Irã‘s Revolutionary Court has sentenced filmmakers Behtash Sanaeeha and Maryam Moghaddam and producer Gholamreza Mousavi to 14 months behind bars on charges of propaganda against the Islamic Republic, as well as to one year of imprisonment on charges of “producing obscene content” with their award-winning film “Keyke mahboobe man” (or “My Favorite Cake”), which premiered at the Berlinale em 2024.

O Tribunal ordenou o confisco de todos os equipamentos de cinema, mas ambas as sentenças serão suspensas por cinco anos, de acordo com os meios de comunicação iranianos.

O filme viola muitos tabus da teocracia iraniana. “Meu bolo favorito” conta a história de uma viúva de 70 anos que vive sozinha que redescobra seu desejo de amor.
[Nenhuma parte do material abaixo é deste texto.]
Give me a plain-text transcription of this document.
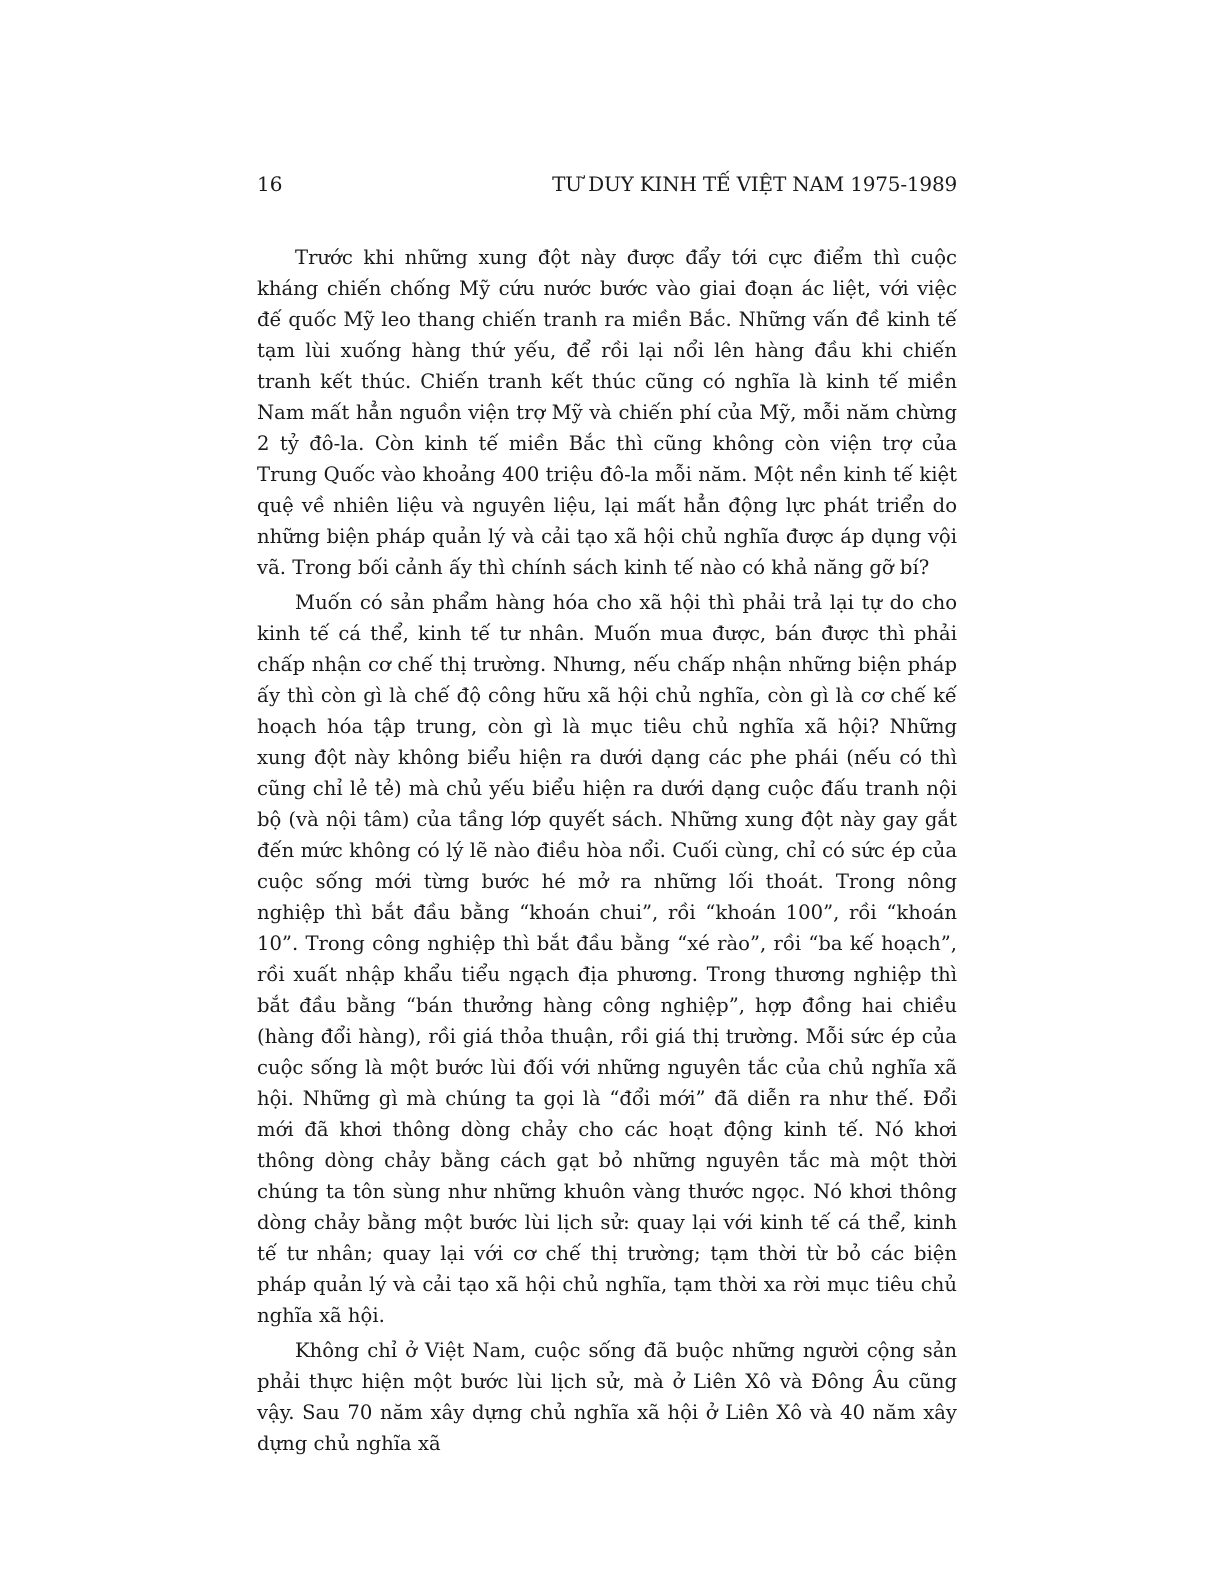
16	TƯ DUY KINH TẾ VIỆT NAM 1975-1989

Trước khi những xung đột này được đẩy tới cực điểm thì cuộc kháng chiến chống Mỹ cứu nước bước vào giai đoạn ác liệt, với việc đế quốc Mỹ leo thang chiến tranh ra miền Bắc. Những vấn đề kinh tế tạm lùi xuống hàng thứ yếu, để rồi lại nổi lên hàng đầu khi chiến tranh kết thúc. Chiến tranh kết thúc cũng có nghĩa là kinh tế miền Nam mất hẳn nguồn viện trợ Mỹ và chiến phí của Mỹ, mỗi năm chừng 2 tỷ đô-la. Còn kinh tế miền Bắc thì cũng không còn viện trợ của Trung Quốc vào khoảng 400 triệu đô-la mỗi năm. Một nền kinh tế kiệt quệ về nhiên liệu và nguyên liệu, lại mất hẳn động lực phát triển do những biện pháp quản lý và cải tạo xã hội chủ nghĩa được áp dụng vội vã. Trong bối cảnh ấy thì chính sách kinh tế nào có khả năng gỡ bí?

Muốn có sản phẩm hàng hóa cho xã hội thì phải trả lại tự do cho kinh tế cá thể, kinh tế tư nhân. Muốn mua được, bán được thì phải chấp nhận cơ chế thị trường. Nhưng, nếu chấp nhận những biện pháp ấy thì còn gì là chế độ công hữu xã hội chủ nghĩa, còn gì là cơ chế kế hoạch hóa tập trung, còn gì là mục tiêu chủ nghĩa xã hội? Những xung đột này không biểu hiện ra dưới dạng các phe phái (nếu có thì cũng chỉ lẻ tẻ) mà chủ yếu biểu hiện ra dưới dạng cuộc đấu tranh nội bộ (và nội tâm) của tầng lớp quyết sách. Những xung đột này gay gắt đến mức không có lý lẽ nào điều hòa nổi. Cuối cùng, chỉ có sức ép của cuộc sống mới từng bước hé mở ra những lối thoát. Trong nông nghiệp thì bắt đầu bằng “khoán chui”, rồi “khoán 100”, rồi “khoán 10”. Trong công nghiệp thì bắt đầu bằng “xé rào”, rồi “ba kế hoạch”, rồi xuất nhập khẩu tiểu ngạch địa phương. Trong thương nghiệp thì bắt đầu bằng “bán thưởng hàng công nghiệp”, hợp đồng hai chiều (hàng đổi hàng), rồi giá thỏa thuận, rồi giá thị trường. Mỗi sức ép của cuộc sống là một bước lùi đối với những nguyên tắc của chủ nghĩa xã hội. Những gì mà chúng ta gọi là “đổi mới” đã diễn ra như thế. Đổi mới đã khơi thông dòng chảy cho các hoạt động kinh tế. Nó khơi thông dòng chảy bằng cách gạt bỏ những nguyên tắc mà một thời chúng ta tôn sùng như những khuôn vàng thước ngọc. Nó khơi thông dòng chảy bằng một bước lùi lịch sử: quay lại với kinh tế cá thể, kinh tế tư nhân; quay lại với cơ chế thị trường; tạm thời từ bỏ các biện pháp quản lý và cải tạo xã hội chủ nghĩa, tạm thời xa rời mục tiêu chủ nghĩa xã hội.

Không chỉ ở Việt Nam, cuộc sống đã buộc những người cộng sản phải thực hiện một bước lùi lịch sử, mà ở Liên Xô và Đông Âu cũng vậy. Sau 70 năm xây dựng chủ nghĩa xã hội ở Liên Xô và 40 năm xây dựng chủ nghĩa xã
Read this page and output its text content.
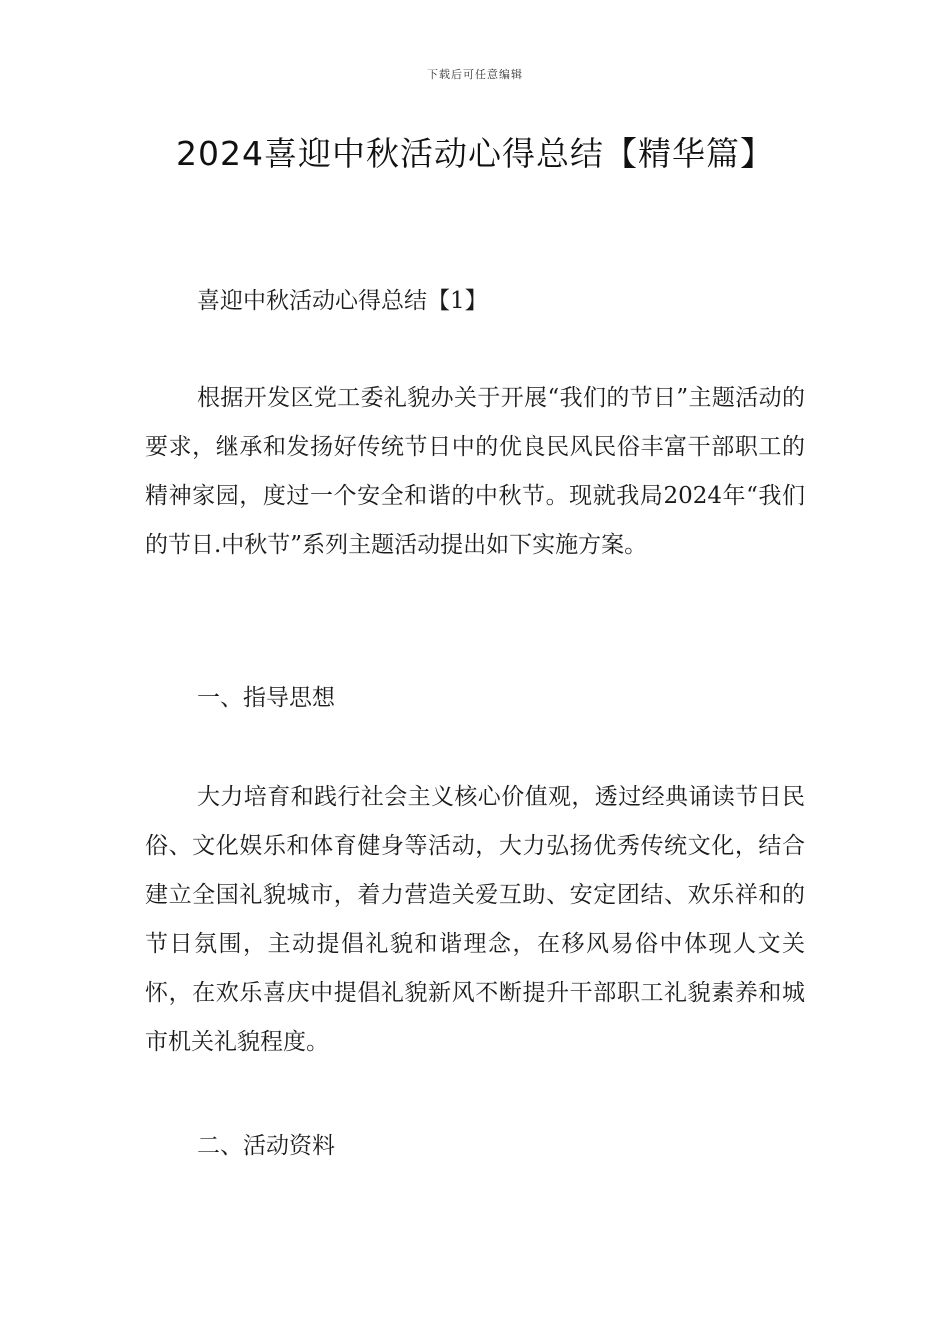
下载后可任意编辑
2024喜迎中秋活动心得总结【精华篇】

喜迎中秋活动心得总结【1】

根据开发区党工委礼貌办关于开展“我们的节日”主题活动的要求，继承和发扬好传统节日中的优良民风民俗丰富干部职工的精神家园，度过一个安全和谐的中秋节。现就我局2024年“我们的节日.中秋节”系列主题活动提出如下实施方案。

一、指导思想

大力培育和践行社会主义核心价值观，透过经典诵读节日民俗、文化娱乐和体育健身等活动，大力弘扬优秀传统文化，结合建立全国礼貌城市，着力营造关爱互助、安定团结、欢乐祥和的节日氛围，主动提倡礼貌和谐理念，在移风易俗中体现人文关怀，在欢乐喜庆中提倡礼貌新风不断提升干部职工礼貌素养和城市机关礼貌程度。

二、活动资料
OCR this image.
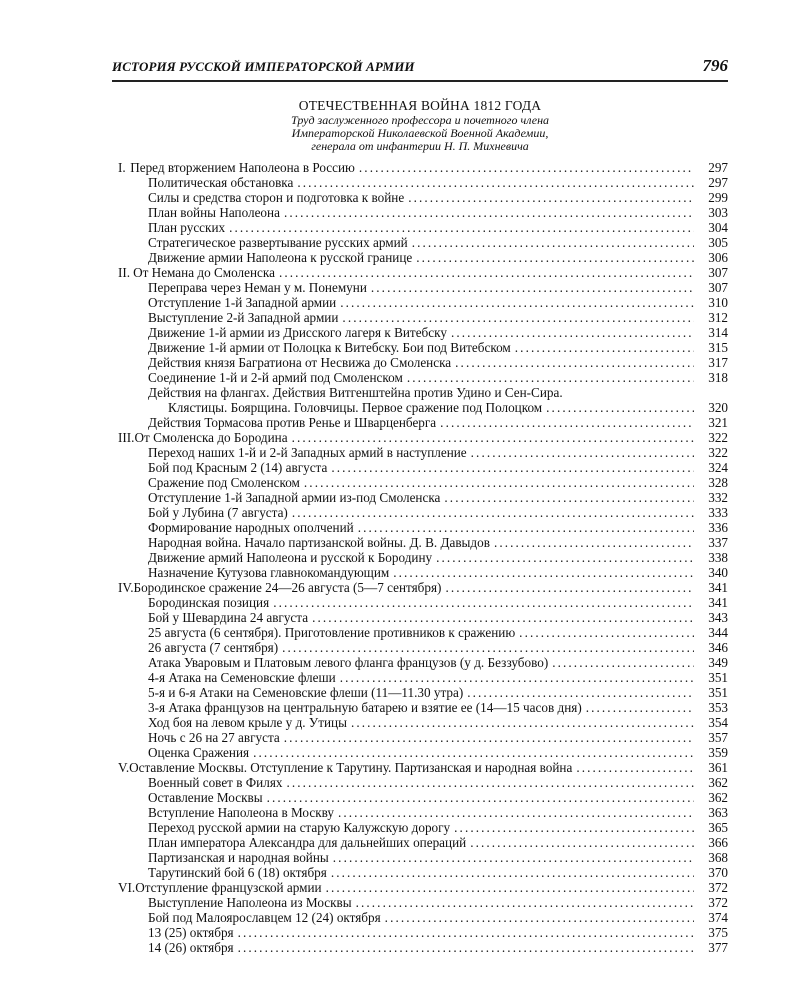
ИСТОРИЯ РУССКОЙ ИМПЕРАТОРСКОЙ АРМИИ	796
ОТЕЧЕСТВЕННАЯ ВОЙНА 1812 ГОДА
Труд заслуженного профессора и почетного члена
Императорской Николаевской Военной Академии,
генерала от инфантерии Н. П. Михневича
I. Перед вторжением Наполеона в Россию . . .	297
Политическая обстановка . . .	297
Силы и средства сторон и подготовка к войне . . .	299
План войны Наполеона . . .	303
План русских . . .	304
Стратегическое развертывание русских армий . . .	305
Движение армии Наполеона к русской границе . . .	306
II. От Немана до Смоленска . . .	307
Переправа через Неман у м. Понемуни . . .	307
Отступление 1-й Западной армии . . .	310
Выступление 2-й Западной армии . . .	312
Движение 1-й армии из Дрисского лагеря к Витебску . . .	314
Движение 1-й армии от Полоцка к Витебску. Бои под Витебском . . .	315
Действия князя Багратиона от Несвижа до Смоленска . . .	317
Соединение 1-й и 2-й армий под Смоленском . . .	318
Действия на флангах. Действия Витгенштейна против Удино и Сен-Сира.
Клястицы. Боярщина. Головчицы. Первое сражение под Полоцком . . .	320
Действия Тормасова против Ренье и Шварценберга . . .	321
III. От Смоленска до Бородина . . .	322
Переход наших 1-й и 2-й Западных армий в наступление . . .	322
Бой под Красным 2 (14) августа . . .	324
Сражение под Смоленском . . .	328
Отступление 1-й Западной армии из-под Смоленска . . .	332
Бой у Лубина (7 августа) . . .	333
Формирование народных ополчений . . .	336
Народная война. Начало партизанской войны. Д. В. Давыдов . . .	337
Движение армий Наполеона и русской к Бородину . . .	338
Назначение Кутузова главнокомандующим . . .	340
IV. Бородинское сражение 24—26 августа (5—7 сентября) . . .	341
Бородинская позиция . . .	341
Бой у Шевардина 24 августа . . .	343
25 августа (6 сентября). Приготовление противников к сражению . . .	344
26 августа (7 сентября) . . .	346
Атака Уваровым и Платовым левого фланга французов (у д. Беззубово) . . .	349
4-я Атака на Семеновские флеши . . .	351
5-я и 6-я Атаки на Семеновские флеши (11—11.30 утра) . . .	351
3-я Атака французов на центральную батарею и взятие ее (14—15 часов дня) . . .	353
Ход боя на левом крыле у д. Утицы . . .	354
Ночь с 26 на 27 августа . . .	357
Оценка Сражения . . .	359
V. Оставление Москвы. Отступление к Тарутину. Партизанская и народная война . . .	361
Военный совет в Филях . . .	362
Оставление Москвы . . .	362
Вступление Наполеона в Москву . . .	363
Переход русской армии на старую Калужскую дорогу . . .	365
План императора Александра для дальнейших операций . . .	366
Партизанская и народная войны . . .	368
Тарутинский бой 6 (18) октября . . .	370
VI. Отступление французской армии . . .	372
Выступление Наполеона из Москвы . . .	372
Бой под Малоярославцем 12 (24) октября . . .	374
13 (25) октября . . .	375
14 (26) октября . . .	377
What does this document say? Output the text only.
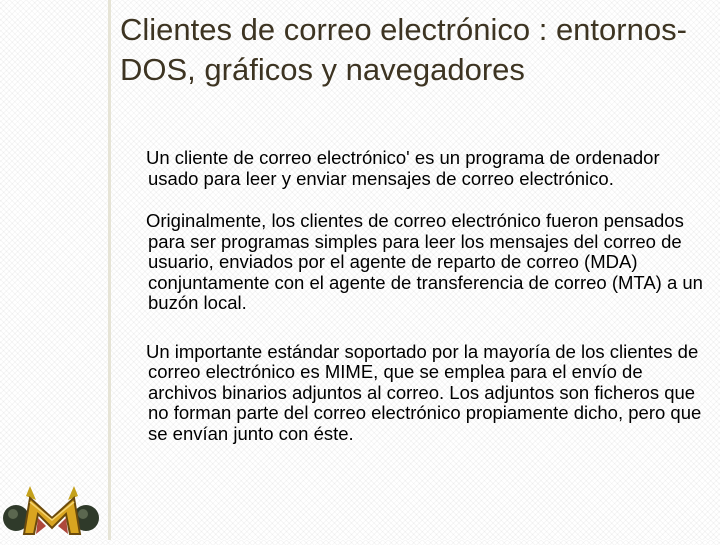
Clientes de correo electrónico : entornos-DOS, gráficos y navegadores

Un cliente de correo electrónico' es un programa de ordenador usado para leer y enviar mensajes de correo electrónico.

Originalmente, los clientes de correo electrónico fueron pensados para ser programas simples para leer los mensajes del correo de usuario, enviados por el agente de reparto de correo (MDA) conjuntamente con el agente de transferencia de correo (MTA) a un buzón local.

Un importante estándar soportado por la mayoría de los clientes de correo electrónico es MIME, que se emplea para el envío de archivos binarios adjuntos al correo. Los adjuntos son ficheros que no forman parte del correo electrónico propiamente dicho, pero que se envían junto con éste.
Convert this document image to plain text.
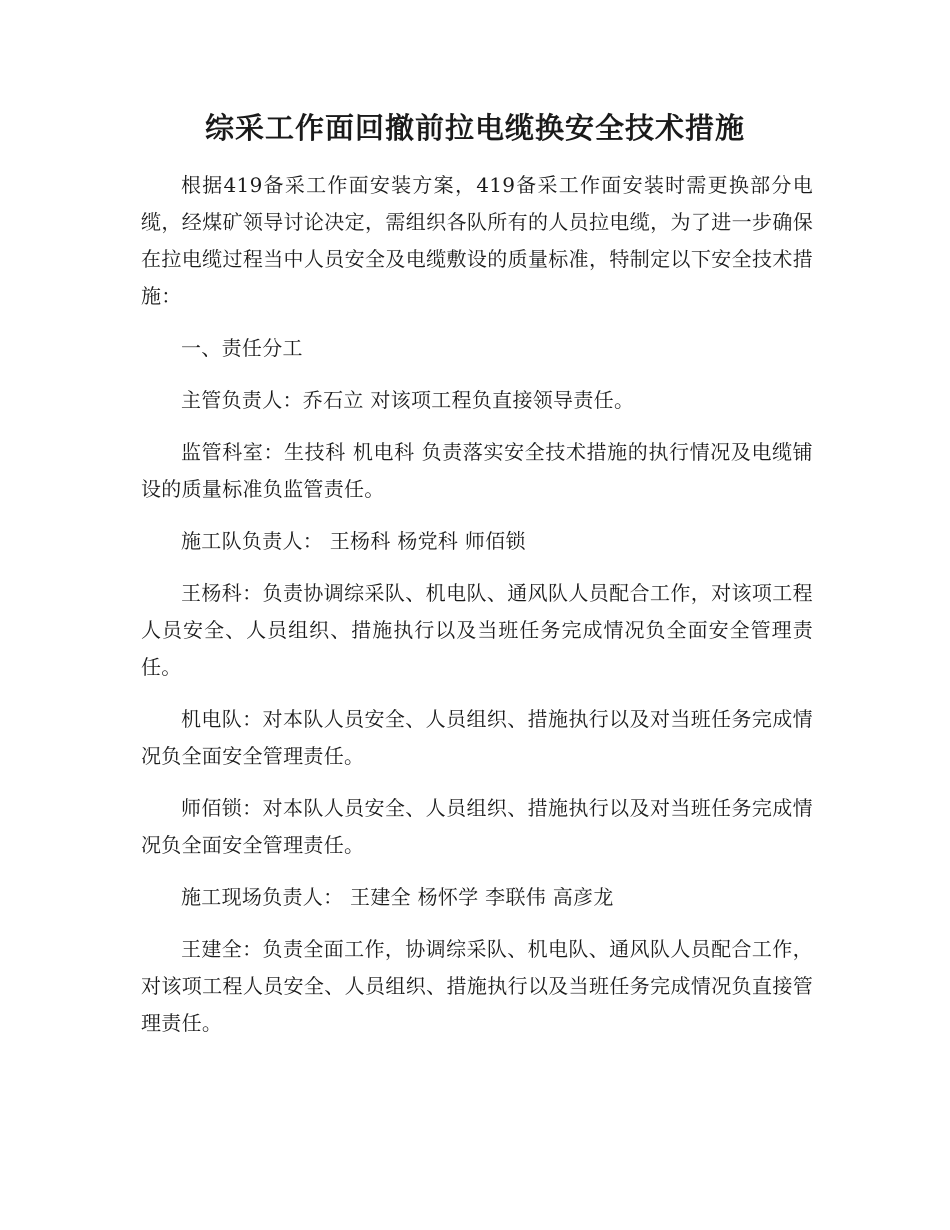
综采工作面回撤前拉电缆换安全技术措施

根据419备采工作面安装方案，419备采工作面安装时需更换部分电缆，经煤矿领导讨论决定，需组织各队所有的人员拉电缆，为了进一步确保在拉电缆过程当中人员安全及电缆敷设的质量标准，特制定以下安全技术措施：

一、责任分工

主管负责人：乔石立 对该项工程负直接领导责任。

监管科室：生技科 机电科 负责落实安全技术措施的执行情况及电缆铺设的质量标准负监管责任。

施工队负责人： 王杨科 杨党科 师佰锁

王杨科：负责协调综采队、机电队、通风队人员配合工作，对该项工程人员安全、人员组织、措施执行以及当班任务完成情况负全面安全管理责任。

机电队：对本队人员安全、人员组织、措施执行以及对当班任务完成情况负全面安全管理责任。

师佰锁：对本队人员安全、人员组织、措施执行以及对当班任务完成情况负全面安全管理责任。

施工现场负责人： 王建全 杨怀学 李联伟 高彦龙

王建全：负责全面工作，协调综采队、机电队、通风队人员配合工作，对该项工程人员安全、人员组织、措施执行以及当班任务完成情况负直接管理责任。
Em sua busca por um parceiro, ela conhece um motorista de táxi. Ele a visita – despercebida pelos vizinhos – em sua casa. Os dois têm um breve, intenso e terno encontro antes que o homem morra de um ataque cardíaco e ela o enterra no jardim.

Grandes riscos durante as filmagens

É um filme silenciosamente contado, aparentemente discreto, cheio de pequenos momentos de felicidade, salpicada de humor e a esperança de uma existência humana na liberdade. No entanto, a trama ocorre velada por uma cortina de privacidade, por trás da qual muitas pessoas no Irã precisam se retirar para escapar da ditadura dos mulás.

Ainda do filme "Um pequeno pedaço do bolo"
Uma cena de ‘meu bolo favorito’ Imagem: Hamid Janipour_alamode Film

Em seu apartamento, a protagonista Mahin (Lily Farhadpour) e seu namorado, Faramarz (Esmail Mehrabi), bebem vinho, eles se tocam enquanto dançam, tomam banho e decidem que a noite deve terminar juntos na cama de Mahin. Cenas como essa foram sujeitas a uma censura estrita no Irã desde Revolução islâmica. Aqueles que os desconsideram assumem grandes riscos – como a dupla de direção Maryam Moghaddam e Behtash Sanaeeha. “Sabíamos as consequências”, disse Maryam Moghaddam em uma entrevista à plataforma T-Online em 2024. Mas eles queriam arriscar “mostrar a realidade no Irã. Não queremos mentir; queremos ser honestos, seja sobre Vida das mulheres ou pessoas em geral. Estamos orgulhosos disso. “

Refletindo a realidade das mulheres iranianas

Alguns dias após o início do tiro, a morte de Nome Mahsa acreditaque morreu sob custódia da polícia da moralidade, foi divulgado. Enquanto milhares de iranianos saíram às ruas, a equipe de filmagem continuou filmando em segredo. Em uma cena encenada no filme, a polícia da moralidade prende uma jovem por supostamente não usá -la escavado adequadamente, assim como Amini, cuja morte provocou protestos em todo o país. “Escrevemos essa cena antes de Mahsa Amini ser assassinada”, relata Moghaddam. “Isso acontece todos os dias nas ruas do Irã, em todas as cidades. Nós, mulheres, temos que fingir ser algo que não somos. Temos que fingir ser religiosa. Isso também se aplica a mulheres em filmes e séries. Mas não é quem somos”.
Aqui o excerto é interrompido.